Here are your questions, answered in order:

1. As a single member LLC owner and sole employee, you do not need to take a salary every week. In fact, you don’t take a “salary” at all–you simply take profits from the LLC as you earn them. This means you could pay yourself every day, or only once per year.

2. If your LLC earns a $50,000 profit, then what will happen is this $50,000 profit is recorded on your personal federal income tax form 1040, on Schedule C (I’m assuming here that you have chosen to have your LLC taxed as a disregarded entity). In addition to federal income tax, you will also have to pay self-employment tax. You calculate self-employment tax using Form SE on your 1040. Self-employment tax is the self-employed business owner’s equivalent to an employee’s Social Security and Medicare withholding taxes. Instead of withholding each pay period, as the owner of a single member LLC, you pay your self-employment tax at the end of the year with your federal income taxes.

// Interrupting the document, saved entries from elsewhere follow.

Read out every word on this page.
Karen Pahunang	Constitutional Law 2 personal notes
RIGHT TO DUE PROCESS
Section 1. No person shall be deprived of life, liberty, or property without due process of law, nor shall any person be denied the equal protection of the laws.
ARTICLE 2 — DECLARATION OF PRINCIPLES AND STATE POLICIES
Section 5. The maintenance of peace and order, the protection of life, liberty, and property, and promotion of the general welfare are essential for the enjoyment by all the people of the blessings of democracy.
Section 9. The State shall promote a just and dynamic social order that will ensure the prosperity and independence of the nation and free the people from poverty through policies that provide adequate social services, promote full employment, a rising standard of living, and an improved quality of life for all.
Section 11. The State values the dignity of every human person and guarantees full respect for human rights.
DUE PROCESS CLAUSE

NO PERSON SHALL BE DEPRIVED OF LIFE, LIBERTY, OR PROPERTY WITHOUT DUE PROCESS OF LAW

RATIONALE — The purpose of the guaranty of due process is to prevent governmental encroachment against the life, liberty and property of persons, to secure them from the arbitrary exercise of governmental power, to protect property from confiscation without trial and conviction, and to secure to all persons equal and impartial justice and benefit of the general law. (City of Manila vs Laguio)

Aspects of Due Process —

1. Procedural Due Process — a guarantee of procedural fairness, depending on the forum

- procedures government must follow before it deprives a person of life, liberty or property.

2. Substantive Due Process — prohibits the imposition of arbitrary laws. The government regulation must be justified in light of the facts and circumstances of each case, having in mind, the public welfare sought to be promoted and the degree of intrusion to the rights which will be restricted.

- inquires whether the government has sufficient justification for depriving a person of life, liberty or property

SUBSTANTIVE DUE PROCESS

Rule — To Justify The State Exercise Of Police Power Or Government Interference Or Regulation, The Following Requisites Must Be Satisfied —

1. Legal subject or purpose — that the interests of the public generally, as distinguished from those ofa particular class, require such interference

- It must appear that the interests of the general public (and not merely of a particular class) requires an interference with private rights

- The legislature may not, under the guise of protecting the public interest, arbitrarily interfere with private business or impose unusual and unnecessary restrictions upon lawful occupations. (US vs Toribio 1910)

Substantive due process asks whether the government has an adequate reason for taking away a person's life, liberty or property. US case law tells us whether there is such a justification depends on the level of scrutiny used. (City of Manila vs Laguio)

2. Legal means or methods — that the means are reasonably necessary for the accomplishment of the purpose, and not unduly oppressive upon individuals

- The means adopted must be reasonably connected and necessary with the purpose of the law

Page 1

Because you live in Texas, I’m not going to discuss state income taxes, as Texas does not levy income taxes.

3. As I said above, a single member LLC’s owner will pay federal income taxes, as well as self-employment taxes. In addition, you will have to make quarterly estimated income tax payments.

Some people think that making quarterly estimated tax payments is something employees do not have to pay. That is incorrect. As an employee, your employer withholds federal and state (except for Texas, of course) income taxes from each of your paychecks and sends the money to the IRS each quarter. In other words, your employer is an unpaid tax collector for the IRS.

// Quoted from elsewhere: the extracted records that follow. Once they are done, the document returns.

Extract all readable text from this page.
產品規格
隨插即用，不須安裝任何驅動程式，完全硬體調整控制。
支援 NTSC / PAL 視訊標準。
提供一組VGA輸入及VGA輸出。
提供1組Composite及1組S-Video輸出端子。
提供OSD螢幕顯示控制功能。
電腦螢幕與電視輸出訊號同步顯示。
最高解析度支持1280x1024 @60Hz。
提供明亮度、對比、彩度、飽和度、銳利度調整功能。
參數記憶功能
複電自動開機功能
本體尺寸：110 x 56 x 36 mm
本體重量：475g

As the owner of a single member LLC, you don’t have an employer to withhold your income tax payments, so you have to do it yourself.

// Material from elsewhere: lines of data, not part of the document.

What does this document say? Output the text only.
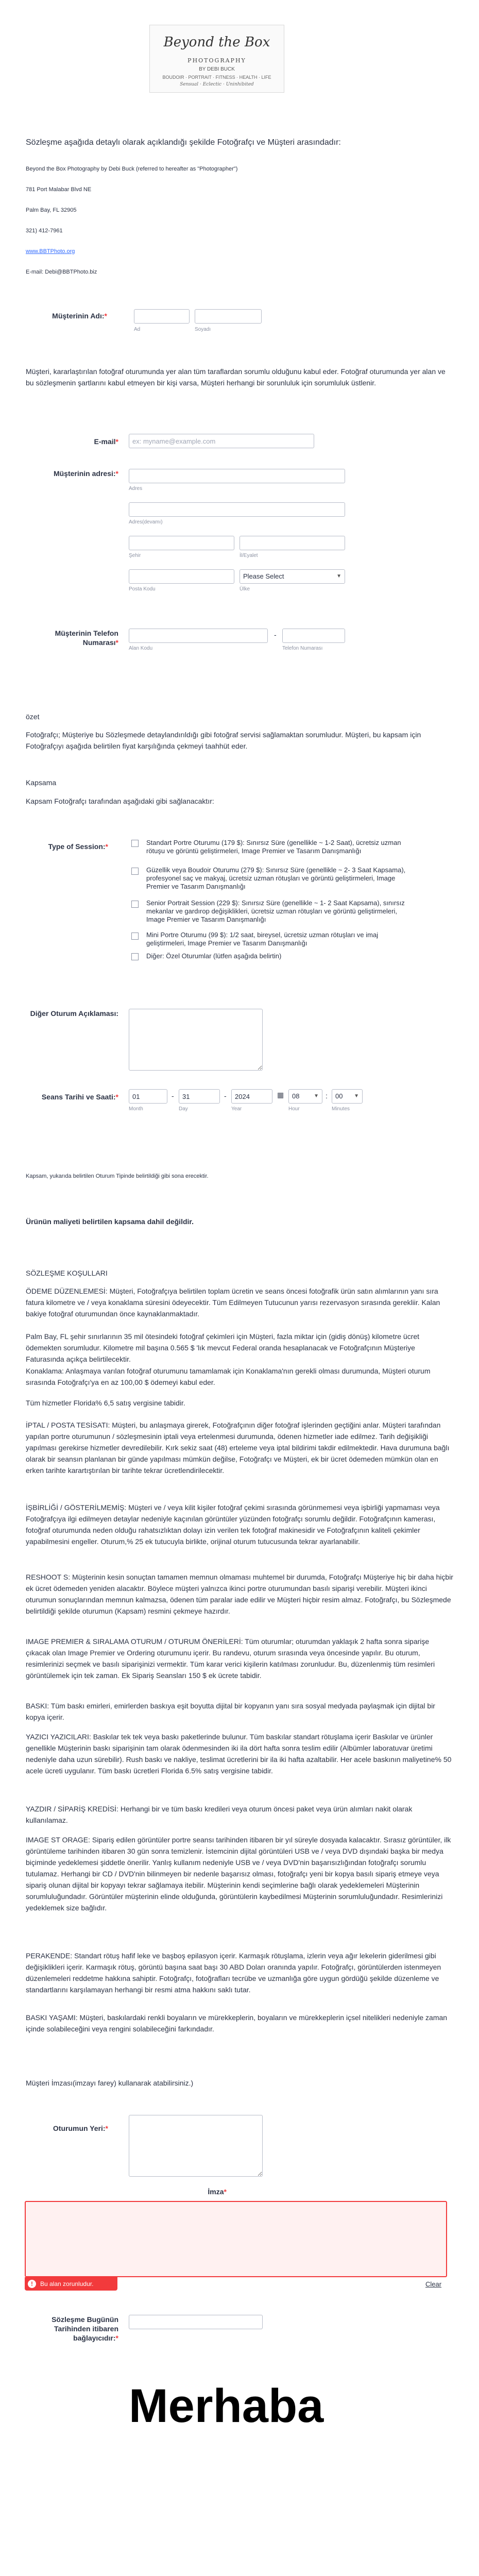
Beyond the Box
PHOTOGRAPHY
BY DEBI BUCK
BOUDOIR · PORTRAIT · FITNESS · HEALTH · LIFE
Sensual · Eclectic · Uninhibited
Sözleşme aşağıda detaylı olarak açıklandığı şekilde Fotoğrafçı ve Müşteri arasındadır:
Beyond the Box Photography by Debi Buck (referred to hereafter as "Photographer")
781 Port Malabar Blvd NE
Palm Bay, FL 32905
321) 412-7961
www.BBTPhoto.org
E-mail: Debi@BBTPhoto.biz
Müşterinin Adı:*
Ad	Soyadı
Müşteri, kararlaştırılan fotoğraf oturumunda yer alan tüm taraflardan sorumlu olduğunu kabul eder. Fotoğraf oturumunda yer alan ve bu sözleşmenin şartlarını kabul etmeyen bir kişi varsa, Müşteri herhangi bir sorunluluk için sorumluluk üstlenir.
E-mail*
ex: myname@example.com
Müşterinin adresi:*
Adres
Adres(devamı)
Şehir	İl/Eyalet
Please Select	▼
Posta Kodu	Ülke
Müşterinin Telefon Numarası*
-
Alan Kodu	Telefon Numarası
özet
Fotoğrafçı; Müşteriye bu Sözleşmede detaylandırıldığı gibi fotoğraf servisi sağlamaktan sorumludur. Müşteri, bu kapsam için Fotoğrafçıyı aşağıda belirtilen fiyat karşılığında çekmeyi taahhüt eder.
Kapsama
Kapsam Fotoğrafçı tarafından aşağıdaki gibi sağlanacaktır:
Type of Session:*	Standart Portre Oturumu (179 $): Sınırsız Süre (genellikle ~ 1-2 Saat), ücretsiz uzman rötuşu ve görüntü geliştirmeleri, Image Premier ve Tasarım Danışmanlığı
Güzellik veya Boudoir Oturumu (279 $): Sınırsız Süre (genellikle ~ 2- 3 Saat Kapsama), profesyonel saç ve makyaj, ücretsiz uzman rötuşları ve görüntü geliştirmeleri, Image Premier ve Tasarım Danışmanlığı
Senior Portrait Session (229 $): Sınırsız Süre (genellikle ~ 1- 2 Saat Kapsama), sınırsız mekanlar ve gardırop değişiklikleri, ücretsiz uzman rötuşları ve görüntü geliştirmeleri, Image Premier ve Tasarım Danışmanlığı
Mini Portre Oturumu (99 $): 1/2 saat, bireysel, ücretsiz uzman rötuşları ve imaj geliştirmeleri, Image Premier ve Tasarım Danışmanlığı
Diğer: Özel Oturumlar (lütfen aşağıda belirtin)
Diğer Oturum Açıklaması:
Seans Tarihi ve Saati:*
01	-
31	-
2024	▦	08	▼ :	00 ▼
Month	Day	Year	Hour	Minutes
Kapsam, yukarıda belirtilen Oturum Tipinde belirtildiği gibi sona erecektir.
Ürünün maliyeti belirtilen kapsama dahil değildir.
SÖZLEŞME KOŞULLARI
ÖDEME DÜZENLEMESİ: Müşteri, Fotoğrafçıya belirtilen toplam ücretin ve seans öncesi fotoğrafik ürün satın alımlarının yanı sıra fatura kilometre ve / veya konaklama süresini ödeyecektir. Tüm Edilmeyen Tutucunun yarısı rezervasyon sırasında gerekliir. Kalan bakiye fotoğraf oturumundan önce kaynaklanmaktadır.
Palm Bay, FL şehir sınırlarının 35 mil ötesindeki fotoğraf çekimleri için Müşteri, fazla miktar için (gidiş dönüş) kilometre ücret ödemekten sorumludur. Kilometre mil başına 0.565 $ 'lık mevcut Federal oranda hesaplanacak ve Fotoğrafçının Müşteriye Faturasında açıkça belirtilecektir.
Konaklama: Anlaşmaya varılan fotoğraf oturumunu tamamlamak için Konaklama'nın gerekli olması durumunda, Müşteri oturum sırasında Fotoğrafçı'ya en az 100,00 $ ödemeyi kabul eder.
Tüm hizmetler Florida% 6,5 satış vergisine tabidir.
İPTAL / POSTA TESİSATI: Müşteri, bu anlaşmaya girerek, Fotoğrafçının diğer fotoğraf işlerinden geçtiğini anlar. Müşteri tarafından yapılan portre oturumunun / sözleşmesinin iptali veya ertelenmesi durumunda, ödenen hizmetler iade edilmez. Tarih değişikliği yapılması gerekirse hizmetler devredilebilir. Kırk sekiz saat (48) erteleme veya iptal bildirimi takdir edilmektedir. Hava durumuna bağlı olarak bir seansın planlanan bir günde yapılması mümkün değilse, Fotoğrafçı ve Müşteri, ek bir ücret ödemeden mümkün olan en erken tarihte karartıştırılan bir tarihte tekrar ücretlendirilecektir.
İŞBİRLİĞİ / GÖSTERİLMEMİŞ: Müşteri ve / veya kilit kişiler fotoğraf çekimi sırasında görünmemesi veya işbirliği yapmaması veya Fotoğrafçıya ilgi edilmeyen detaylar nedeniyle kaçınılan görüntüler yüzünden fotoğrafçı sorumlu değildir. Fotoğrafçının kamerası, fotoğraf oturumunda neden olduğu rahatsızlıktan dolayı izin verilen tek fotoğraf makinesidir ve Fotoğrafçının kaliteli çekimler yapabilmesini engeller. Oturum,% 25 ek tutucuyla birlikte, orijinal oturum tutucusunda tekrar ayarlanabilir.
RESHOOT S: Müşterinin kesin sonuçtan tamamen memnun olmaması muhtemel bir durumda, Fotoğrafçı Müşteriye hiç bir daha hiçbir ek ücret ödemeden yeniden alacaktır. Böylece müşteri yalnızca ikinci portre oturumundan basılı siparişi verebilir. Müşteri ikinci oturumun sonuçlarından memnun kalmazsa, ödenen tüm paralar iade edilir ve Müşteri hiçbir resim almaz. Fotoğrafçı, bu Sözleşmede belirtildiği şekilde oturumun (Kapsam) resmini çekmeye hazırdır.
IMAGE PREMIER & SIRALAMA OTURUM / OTURUM ÖNERİLERİ: Tüm oturumlar; oturumdan yaklaşık 2 hafta sonra siparişe çıkacak olan Image Premier ve Ordering oturumunu içerir. Bu randevu, oturum sırasında veya öncesinde yapılır. Bu oturum, resimlerinizi seçmek ve basılı siparişinizi vermektir. Tüm karar verici kişilerin katılması zorunludur. Bu, düzenlenmiş tüm resimleri görüntülemek için tek zaman. Ek Sipariş Seansları 150 $ ek ücrete tabidir.
BASKI: Tüm baskı emirleri, emirlerden baskıya eşit boyutta dijital bir kopyanın yanı sıra sosyal medyada paylaşmak için dijital bir kopya içerir.
YAZICI YAZICILARI: Baskılar tek tek veya baskı paketlerinde bulunur. Tüm baskılar standart rötuşlama içerir Baskılar ve ürünler genellikle Müşterinin baskı siparişinin tam olarak ödenmesinden iki ila dört hafta sonra teslim edilir (Albümler laboratuvar üretimi nedeniyle daha uzun sürebilir). Rush baskı ve nakliye, teslimat ücretlerini bir ila iki hafta azaltabilir. Her acele baskının maliyetine% 50 acele ücreti uygulanır. Tüm baskı ücretleri Florida 6.5% satış vergisine tabidir.
YAZDIR / SİPARİŞ KREDİSİ: Herhangi bir ve tüm baskı kredileri veya oturum öncesi paket veya ürün alımları nakit olarak kullanılamaz.
IMAGE ST ORAGE: Sipariş edilen görüntüler portre seansı tarihinden itibaren bir yıl süreyle dosyada kalacaktır. Sırasız görüntüler, ilk görüntüleme tarihinden itibaren 30 gün sonra temizlenir. İstemcinin dijital görüntüleri USB ve / veya DVD dışındaki başka bir medya biçiminde yedeklemesi şiddetle önerilir. Yanlış kullanım nedeniyle USB ve / veya DVD'nin başarısızlığından fotoğrafçı sorumlu tutulamaz. Herhangi bir CD / DVD'nin bilinmeyen bir nedenle başarısız olması, fotoğrafçı yeni bir kopya basılı sipariş etmeye veya sipariş olunan dijital bir kopyayı tekrar sağlamaya itebilir. Müşterinin kendi seçimlerine bağlı olarak yedeklemeleri Müşterinin sorumluluğundadır. Görüntüler müşterinin elinde olduğunda, görüntülerin kaybedilmesi Müşterinin sorumluluğundadır. Resimlerinizi yedeklemek size bağlıdır.
PERAKENDE: Standart rötuş hafif leke ve başboş epilasyon içerir. Karmaşık rötuşlama, izlerin veya ağır lekelerin giderilmesi gibi değişiklikleri içerir. Karmaşık rötuş, görüntü başına saat başı 30 ABD Doları oranında yapılır. Fotoğrafçı, görüntülerden istenmeyen düzenlemeleri reddetme hakkına sahiptir. Fotoğrafçı, fotoğrafları tecrübe ve uzmanlığa göre uygun gördüğü şekilde düzenleme ve standartlarını karşılamayan herhangi bir resmi atma hakkını saklı tutar.
BASKI YAŞAMI: Müşteri, baskılardaki renkli boyaların ve mürekkeplerin, boyaların ve mürekkeplerin içsel nitelikleri nedeniyle zaman içinde solabileceğini veya rengini solabileceğini farkındadır.
Müşteri İmzası(imzayı farey) kullanarak atabilirsiniz.)
Oturumun Yeri:*
İmza*
!	Bu alan zorunludur.	Clear
Sözleşme Bugünün Tarihinden itibaren bağlayıcıdır:*
Merhaba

The form for calculating your quarterly estimated taxes is Form 1040-ES (for EStimated). If you make a mistake and underpay your estimated taxes, you will be liable for interest plus a penalty of 1% per month.

TO avoid penalties for underpaying quarterly taxes, you must pay the lesser of:

A. 100% of last year’s taxes (divided equally among the four quarters); or

B. 90% of what you end up owing at the close of the current tax year.

4. If your LLC doesn’t do any business during the year, then it will not have any income or expenses to report. You simply fill out your Schedule C with zeros. It will be a very easy form to complete!

5. Closing an LLC in Texas is not difficult. The formal name for closing an LLC is called “dissolution”. In Texas, you file a Form 605 Articles of Dissolution. The filing fee as of 2008 is $40.

Other states will have similar forms (though with different names, form numbers, and filing fees).